Eleven women responded to charges that rights groups say include contact with international media and human rights groups, in the second hearing of a high-profile trial that foreign reporters and diplomats were barred from attending.
Some of them wept and consoled each other, and their family members gathered before a three-judge panel in Riyadh’s criminal court as they accused interrogators of subjecting them to electric shocks and flogging, and groping them in detention, two people with access to the trial said.
Photo: AP
At least one of the detained women tried to commit suicide following her mistreatment, a relative said.
The government, facing intense international scrutiny of its human rights record, denies the women were tortured or harassed.
The women, including prominent activists Loujain al-Hathloul and Aziza al-Yousef, blogger Eman al-Nafjan and university professor Hatoon al-Fassi, were detained last year in a sweeping crackdown on campaigners just before the historic lifting of a decades-long ban on female motorists.
The women had long campaigned for the right to drive and to abolish the restrictive guardianship system that gives male relatives arbitrary authority over women.
Their trial has intensified criticism of the kingdom over human rights following global outrage over journalist Jamal Khashoggi’s murder by Saudi Arabian agents in October last year.
Al-Hathloul’s brother and sister, based overseas, have alleged that Saud al-Qahtani, a top adviser to Saudi Arabian Crown Prince Mohammed bin Salman who was fired over Khashoggi’s killing, oversaw the torture.
“The top adviser of the prince was threatening to rape my sister, kill her, cut her body into pieces,” brother Walid al-Hathloul told CNN. “He’s the one who should be in court today, not my sister.”
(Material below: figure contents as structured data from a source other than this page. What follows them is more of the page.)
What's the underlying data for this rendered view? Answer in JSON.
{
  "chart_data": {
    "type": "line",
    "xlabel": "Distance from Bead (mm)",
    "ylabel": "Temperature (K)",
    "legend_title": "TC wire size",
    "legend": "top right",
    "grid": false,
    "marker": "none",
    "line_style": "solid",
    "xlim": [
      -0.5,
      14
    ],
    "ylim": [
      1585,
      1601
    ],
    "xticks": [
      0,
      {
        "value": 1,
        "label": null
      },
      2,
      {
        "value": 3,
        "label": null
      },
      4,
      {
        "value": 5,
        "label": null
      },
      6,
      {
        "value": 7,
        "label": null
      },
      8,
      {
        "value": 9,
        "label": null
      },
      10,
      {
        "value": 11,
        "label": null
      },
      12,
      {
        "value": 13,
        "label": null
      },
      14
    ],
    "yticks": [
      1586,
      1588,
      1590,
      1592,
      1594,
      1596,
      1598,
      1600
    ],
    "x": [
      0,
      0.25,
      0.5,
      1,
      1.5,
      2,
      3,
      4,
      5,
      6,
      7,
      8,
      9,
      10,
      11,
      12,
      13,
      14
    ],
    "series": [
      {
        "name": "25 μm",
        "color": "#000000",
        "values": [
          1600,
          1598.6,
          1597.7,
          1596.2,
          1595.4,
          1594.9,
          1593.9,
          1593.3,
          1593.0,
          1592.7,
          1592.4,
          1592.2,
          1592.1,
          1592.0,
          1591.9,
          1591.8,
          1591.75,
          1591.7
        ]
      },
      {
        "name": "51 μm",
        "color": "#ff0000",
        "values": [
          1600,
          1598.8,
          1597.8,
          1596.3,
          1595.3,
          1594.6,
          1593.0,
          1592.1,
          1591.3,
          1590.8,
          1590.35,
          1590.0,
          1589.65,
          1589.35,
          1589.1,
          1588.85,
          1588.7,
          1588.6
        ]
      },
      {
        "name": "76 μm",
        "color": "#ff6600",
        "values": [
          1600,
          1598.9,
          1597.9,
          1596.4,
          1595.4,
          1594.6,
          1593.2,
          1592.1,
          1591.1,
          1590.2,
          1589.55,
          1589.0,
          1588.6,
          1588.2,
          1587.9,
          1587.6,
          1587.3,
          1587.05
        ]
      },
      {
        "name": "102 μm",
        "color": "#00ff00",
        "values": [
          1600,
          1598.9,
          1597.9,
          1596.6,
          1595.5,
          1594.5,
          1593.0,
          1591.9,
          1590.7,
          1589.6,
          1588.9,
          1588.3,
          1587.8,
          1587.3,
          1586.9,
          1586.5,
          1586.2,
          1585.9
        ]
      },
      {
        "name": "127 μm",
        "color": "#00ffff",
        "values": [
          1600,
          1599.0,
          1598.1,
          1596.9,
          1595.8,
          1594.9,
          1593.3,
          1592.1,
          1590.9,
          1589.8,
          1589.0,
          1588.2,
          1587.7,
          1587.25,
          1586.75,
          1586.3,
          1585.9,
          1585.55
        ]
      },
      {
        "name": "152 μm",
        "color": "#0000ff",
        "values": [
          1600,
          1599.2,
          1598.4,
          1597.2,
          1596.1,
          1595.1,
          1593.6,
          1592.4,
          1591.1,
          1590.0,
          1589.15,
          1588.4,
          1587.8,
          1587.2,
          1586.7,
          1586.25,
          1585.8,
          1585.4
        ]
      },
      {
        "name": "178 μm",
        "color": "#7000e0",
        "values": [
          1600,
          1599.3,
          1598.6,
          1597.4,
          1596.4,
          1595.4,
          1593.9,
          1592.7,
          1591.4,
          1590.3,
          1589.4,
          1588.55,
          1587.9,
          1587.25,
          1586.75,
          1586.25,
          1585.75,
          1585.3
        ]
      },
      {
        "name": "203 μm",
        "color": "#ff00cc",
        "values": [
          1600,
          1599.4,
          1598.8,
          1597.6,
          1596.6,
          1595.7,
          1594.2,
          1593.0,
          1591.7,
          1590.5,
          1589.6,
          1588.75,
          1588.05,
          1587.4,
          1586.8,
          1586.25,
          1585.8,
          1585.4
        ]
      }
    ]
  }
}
Al-Qahtani has not appeared in public since his sacking was announced.
Some of the detained women have appealed for bail, with the judges expected to make a decision yesterday, family members said.
The trial is set to resume on Wednesday next week, they added.
There was no comment from the criminal court.
At the time of their arrest, officials accused the women of links to foreign intelligence agencies.
However, the charge sheets make no mention of contact with foreign spies, campaigners who have reviewed the documents said.
Some of the charges against the women fell under a section of the kingdom’s sweeping cybercrime law, which carries prison sentences of up to five years.
Loujain al-Hathloul asked the court for one month to respond to the charges, saying she was not given enough time to prepare, Walid al-Hathloul said.
He added that his family had been stopped from taking written legal documents inside her prison cell.
It was not clear how the court responded to the request.
The detained women were initially expected to appear in a court set up to handle terrorism-related cases, but the trial was shifted to the criminal court at the last minute, without any explanation.